Wildside’s rapport with HBO started with Sorrentino’s “The Young Pope,” which Wildside brought to them as a fully developed project with Jude Law already attached to star. The U.S. success of that show “changed everything” for the company, which “decided to really push into high-end series for the international market,” said Gianani.

He said that because “Italy is coming from a 20-year gap,” in terms of its standing in the global film and TV arena, Wildside is also looking outside the country for screenwriters and directors such as Pawlikowski, though not in the U.S.

“Lorenzo and Mario are both deeply intelligent and funny,” Francesca Orsi, HBO’s co-head of drama, said in an email. She added that the whole creative team at Wildside “have a depth, wit and emotional elegance to them, without being pretentious” and that “this is the spirit that drives their creative decisions and  informs the ideas they bring to us.”

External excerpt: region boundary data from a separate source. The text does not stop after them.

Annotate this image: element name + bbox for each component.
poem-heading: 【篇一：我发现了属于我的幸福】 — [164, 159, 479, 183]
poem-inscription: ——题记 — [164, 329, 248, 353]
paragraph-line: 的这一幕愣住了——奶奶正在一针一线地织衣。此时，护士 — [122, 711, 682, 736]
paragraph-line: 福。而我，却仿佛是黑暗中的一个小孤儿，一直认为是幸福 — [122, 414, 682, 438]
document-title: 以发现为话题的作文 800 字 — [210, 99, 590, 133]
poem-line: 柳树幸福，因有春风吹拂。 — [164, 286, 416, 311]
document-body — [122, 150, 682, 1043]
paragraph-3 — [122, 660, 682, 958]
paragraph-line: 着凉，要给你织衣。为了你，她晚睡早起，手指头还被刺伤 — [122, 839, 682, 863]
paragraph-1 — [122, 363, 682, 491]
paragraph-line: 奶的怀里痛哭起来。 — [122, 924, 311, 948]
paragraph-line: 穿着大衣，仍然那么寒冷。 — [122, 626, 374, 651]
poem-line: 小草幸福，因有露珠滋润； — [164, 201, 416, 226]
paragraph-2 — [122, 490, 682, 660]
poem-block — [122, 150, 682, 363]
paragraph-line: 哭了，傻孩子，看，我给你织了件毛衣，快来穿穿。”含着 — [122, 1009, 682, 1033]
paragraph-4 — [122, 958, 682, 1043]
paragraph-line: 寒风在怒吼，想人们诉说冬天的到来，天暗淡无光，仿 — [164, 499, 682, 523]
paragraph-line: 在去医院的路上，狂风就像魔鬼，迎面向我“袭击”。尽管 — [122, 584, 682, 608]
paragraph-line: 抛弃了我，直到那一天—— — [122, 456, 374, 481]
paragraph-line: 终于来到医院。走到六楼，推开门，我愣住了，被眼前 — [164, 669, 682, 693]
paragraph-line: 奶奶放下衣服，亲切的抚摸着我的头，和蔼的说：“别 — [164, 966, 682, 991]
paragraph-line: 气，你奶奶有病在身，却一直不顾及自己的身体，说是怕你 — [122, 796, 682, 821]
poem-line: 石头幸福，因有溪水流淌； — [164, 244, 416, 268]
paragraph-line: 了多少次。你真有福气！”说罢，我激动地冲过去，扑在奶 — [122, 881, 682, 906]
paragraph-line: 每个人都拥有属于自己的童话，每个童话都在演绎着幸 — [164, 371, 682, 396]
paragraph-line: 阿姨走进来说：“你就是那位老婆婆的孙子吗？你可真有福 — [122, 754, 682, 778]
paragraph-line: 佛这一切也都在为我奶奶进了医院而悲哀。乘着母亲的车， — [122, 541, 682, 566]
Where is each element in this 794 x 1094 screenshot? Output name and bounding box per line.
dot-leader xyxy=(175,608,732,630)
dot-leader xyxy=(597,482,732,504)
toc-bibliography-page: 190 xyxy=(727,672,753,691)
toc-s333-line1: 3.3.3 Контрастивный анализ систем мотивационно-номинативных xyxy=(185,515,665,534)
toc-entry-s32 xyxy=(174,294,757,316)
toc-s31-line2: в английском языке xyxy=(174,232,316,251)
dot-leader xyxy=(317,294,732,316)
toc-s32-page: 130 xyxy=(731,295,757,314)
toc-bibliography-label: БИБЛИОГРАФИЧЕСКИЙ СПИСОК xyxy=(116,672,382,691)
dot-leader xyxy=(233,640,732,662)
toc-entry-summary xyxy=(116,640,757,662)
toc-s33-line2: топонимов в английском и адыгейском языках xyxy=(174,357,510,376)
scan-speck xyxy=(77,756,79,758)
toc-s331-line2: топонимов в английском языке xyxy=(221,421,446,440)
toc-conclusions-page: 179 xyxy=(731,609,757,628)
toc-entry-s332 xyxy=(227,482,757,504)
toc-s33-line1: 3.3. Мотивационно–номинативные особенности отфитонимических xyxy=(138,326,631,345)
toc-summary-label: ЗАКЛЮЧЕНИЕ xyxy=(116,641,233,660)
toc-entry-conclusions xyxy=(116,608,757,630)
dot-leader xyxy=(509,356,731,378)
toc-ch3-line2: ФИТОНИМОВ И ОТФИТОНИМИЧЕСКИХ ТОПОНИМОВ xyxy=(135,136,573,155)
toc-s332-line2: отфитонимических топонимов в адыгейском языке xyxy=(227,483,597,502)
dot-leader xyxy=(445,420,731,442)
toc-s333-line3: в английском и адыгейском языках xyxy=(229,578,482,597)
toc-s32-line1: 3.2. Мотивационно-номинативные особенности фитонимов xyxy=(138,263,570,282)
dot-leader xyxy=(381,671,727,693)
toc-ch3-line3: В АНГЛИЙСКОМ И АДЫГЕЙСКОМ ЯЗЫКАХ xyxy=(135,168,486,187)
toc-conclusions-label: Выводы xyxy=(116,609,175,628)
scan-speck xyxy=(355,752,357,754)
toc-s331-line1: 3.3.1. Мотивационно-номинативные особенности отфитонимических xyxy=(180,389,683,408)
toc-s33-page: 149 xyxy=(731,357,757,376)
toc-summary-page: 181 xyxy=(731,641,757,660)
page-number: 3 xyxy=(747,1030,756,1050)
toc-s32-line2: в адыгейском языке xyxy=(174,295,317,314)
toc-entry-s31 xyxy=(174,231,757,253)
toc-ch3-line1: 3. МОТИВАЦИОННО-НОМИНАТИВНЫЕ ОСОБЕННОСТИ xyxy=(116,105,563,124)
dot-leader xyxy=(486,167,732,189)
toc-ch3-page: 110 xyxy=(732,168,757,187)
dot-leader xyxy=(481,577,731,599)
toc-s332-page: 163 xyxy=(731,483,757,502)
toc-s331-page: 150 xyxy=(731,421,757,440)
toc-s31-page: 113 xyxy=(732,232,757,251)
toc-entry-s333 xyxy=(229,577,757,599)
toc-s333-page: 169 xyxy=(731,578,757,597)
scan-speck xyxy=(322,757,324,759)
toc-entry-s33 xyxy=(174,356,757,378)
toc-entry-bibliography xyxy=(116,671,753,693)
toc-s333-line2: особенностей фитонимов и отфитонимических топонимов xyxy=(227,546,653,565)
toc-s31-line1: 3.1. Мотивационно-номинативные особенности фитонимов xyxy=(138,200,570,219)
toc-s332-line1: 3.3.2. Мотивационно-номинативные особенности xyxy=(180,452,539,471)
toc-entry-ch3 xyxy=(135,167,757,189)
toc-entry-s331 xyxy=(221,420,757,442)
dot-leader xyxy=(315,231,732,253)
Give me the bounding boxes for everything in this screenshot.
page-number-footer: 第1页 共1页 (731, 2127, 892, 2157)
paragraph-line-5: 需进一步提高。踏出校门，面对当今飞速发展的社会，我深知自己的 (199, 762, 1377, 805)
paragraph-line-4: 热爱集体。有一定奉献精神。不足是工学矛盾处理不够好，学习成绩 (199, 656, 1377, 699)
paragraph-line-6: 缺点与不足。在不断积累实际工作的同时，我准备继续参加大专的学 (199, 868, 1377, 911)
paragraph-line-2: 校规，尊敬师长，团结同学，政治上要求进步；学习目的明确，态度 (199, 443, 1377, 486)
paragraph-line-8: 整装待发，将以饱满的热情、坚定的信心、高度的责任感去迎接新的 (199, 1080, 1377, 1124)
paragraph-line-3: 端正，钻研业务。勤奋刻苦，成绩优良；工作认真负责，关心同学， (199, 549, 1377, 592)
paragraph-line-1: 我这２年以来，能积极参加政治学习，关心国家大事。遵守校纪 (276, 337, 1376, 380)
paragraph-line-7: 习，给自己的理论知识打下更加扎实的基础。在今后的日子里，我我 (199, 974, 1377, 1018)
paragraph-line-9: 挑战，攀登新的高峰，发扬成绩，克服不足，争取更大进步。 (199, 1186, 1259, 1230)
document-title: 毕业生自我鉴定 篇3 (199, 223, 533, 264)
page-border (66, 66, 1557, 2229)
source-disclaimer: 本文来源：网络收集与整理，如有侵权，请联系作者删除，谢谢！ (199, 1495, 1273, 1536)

Fremantle acquired Wildside in 2015, right before “The Young Pope” started shooting. “We really needed an industrial partner to support the development of our bigger projects,” Mieli said. Wildside’s modus operandi is to always finance development themselves before shopping a project to broadcasters.

Since 2015, Wildside’s revenues have grown from €12 million ($13.7 million) to about €67 million ($76.6 million) in 2018, while profits during the same period rose from less than $1 million to more than $10 million last year.

Besides “My Brilliant Friend” and “The New Pope,” Wildside’s recent productions also include some strictly local product such as comedy “Attenti al Gorilla,” now playing in Italian cinemas, and “Romolo + Giuly” a Romeo and Juliet spoof series aired by Sky Italia and set amid Italy’s contemporary north-south conflict.

Wildside projects in the pipeline (some previously announced):

“Limonov”: Pawel Pawlikowski (“Ida,” “Cold War”) will next direct this adaptation of French author Emmanuel Carrere’s novelized biography of radical Russian poet and political dissident Eduard Limonov.

“Anna”: Niccolò Ammaniti, whose “The Miracle” launched positively in France this January after bowing last year on Sky in Italy, is now casting in Sicily for this show based on his novel about a 13-year-old Sicilian girl contending with a virus that has killed off all adults. It has elements of “The Walking Dead” and “Hunger Games.”

“M”: Italian author Antonio Scurati’s controversial bestseller about Benito Mussolini and the birth of Fascism is being developed into a high-end skein to be helmed by a top director. The book, translated in 70 countries, has provoked debate about Mussolini’s legacy. “We think it’s something that can be controversial but very interesting,” said Mieli, adding that they do not want to “be revisionists and provoke and say that he was a great man.”